Continued increase in computing power and connectivity is possible - that seems to be plainly correct in the short term. Continued increases appear to be able to make big changes to the world - compare 1950 with 1990 with 2023 and the internet, online banking, online shopping, email, smartphones, TikTok, Self-driving cars, ChatGPT, all these rippling shockwaves on the way to the event horizon are already rocking our human boat. Saying "there can't really be a singularity ahead" or "there isn't really an event horizon we will experience crossing" seems to be missing the point. The bad bit is worse shockwaves, unpredictable shockwaves, which sink the boat - not the boat arriving a the "end" and finding Cthulhu. Arguing "Cthulhu can't be there" isn't as reassuring as you imply it is. If there's a futureshock which wipes out humans, saying "well that isn't the end because there is no end, so your model is wrong" won't be much consolation.

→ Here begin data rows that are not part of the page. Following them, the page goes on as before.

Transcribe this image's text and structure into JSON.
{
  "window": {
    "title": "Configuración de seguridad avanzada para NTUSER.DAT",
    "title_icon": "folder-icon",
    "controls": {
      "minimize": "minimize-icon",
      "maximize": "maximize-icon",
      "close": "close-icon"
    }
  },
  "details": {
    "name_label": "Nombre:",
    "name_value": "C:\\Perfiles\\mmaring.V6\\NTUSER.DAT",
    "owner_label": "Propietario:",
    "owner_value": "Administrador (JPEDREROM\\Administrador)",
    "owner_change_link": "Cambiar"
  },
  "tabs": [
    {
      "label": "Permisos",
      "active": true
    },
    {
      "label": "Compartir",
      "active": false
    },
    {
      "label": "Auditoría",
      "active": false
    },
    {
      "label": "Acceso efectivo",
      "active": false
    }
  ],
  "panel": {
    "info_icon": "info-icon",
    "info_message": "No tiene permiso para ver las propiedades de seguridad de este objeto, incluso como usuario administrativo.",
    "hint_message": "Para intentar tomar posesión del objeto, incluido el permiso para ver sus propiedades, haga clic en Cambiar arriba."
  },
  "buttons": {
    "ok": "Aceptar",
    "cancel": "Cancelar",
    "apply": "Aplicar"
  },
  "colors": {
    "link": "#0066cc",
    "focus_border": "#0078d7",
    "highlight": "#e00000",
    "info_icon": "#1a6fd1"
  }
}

> "but maybe there are greater things in there."

Probably not though; of all the arrangements of matter and energy possible, most of them are hostile or indifferent to Humans. Very few are beneficial to humans. Even Venus and Mars which are roughly Earth-sized rocky planets with atmospheres which orbit near the Goldilocks zone of a yellow dwarf main-sequence star, are still incredibly hostile to humans and they're far closer to Earthlike than most things in Space.

Heh, forgive me if I find the metaphor of “let’s send all of humanity into a black hole because it might be great” less than comforting.

I think the most likely scenario where we make something much smarter than us is bad. I don’t agree with all of what Yudkowsky says, but “Nature is allowed to kill you” is something that I think not a lot of people grasp on a real intuitive level. We are totally allowed to invent technology that gets out of control and kills us all. It could have happened with climate change if the earth had stronger feedback. We’ve been lucky so far, but as humanity gains power, we need a corresponding increase in our ability to coordinate and be careful to match.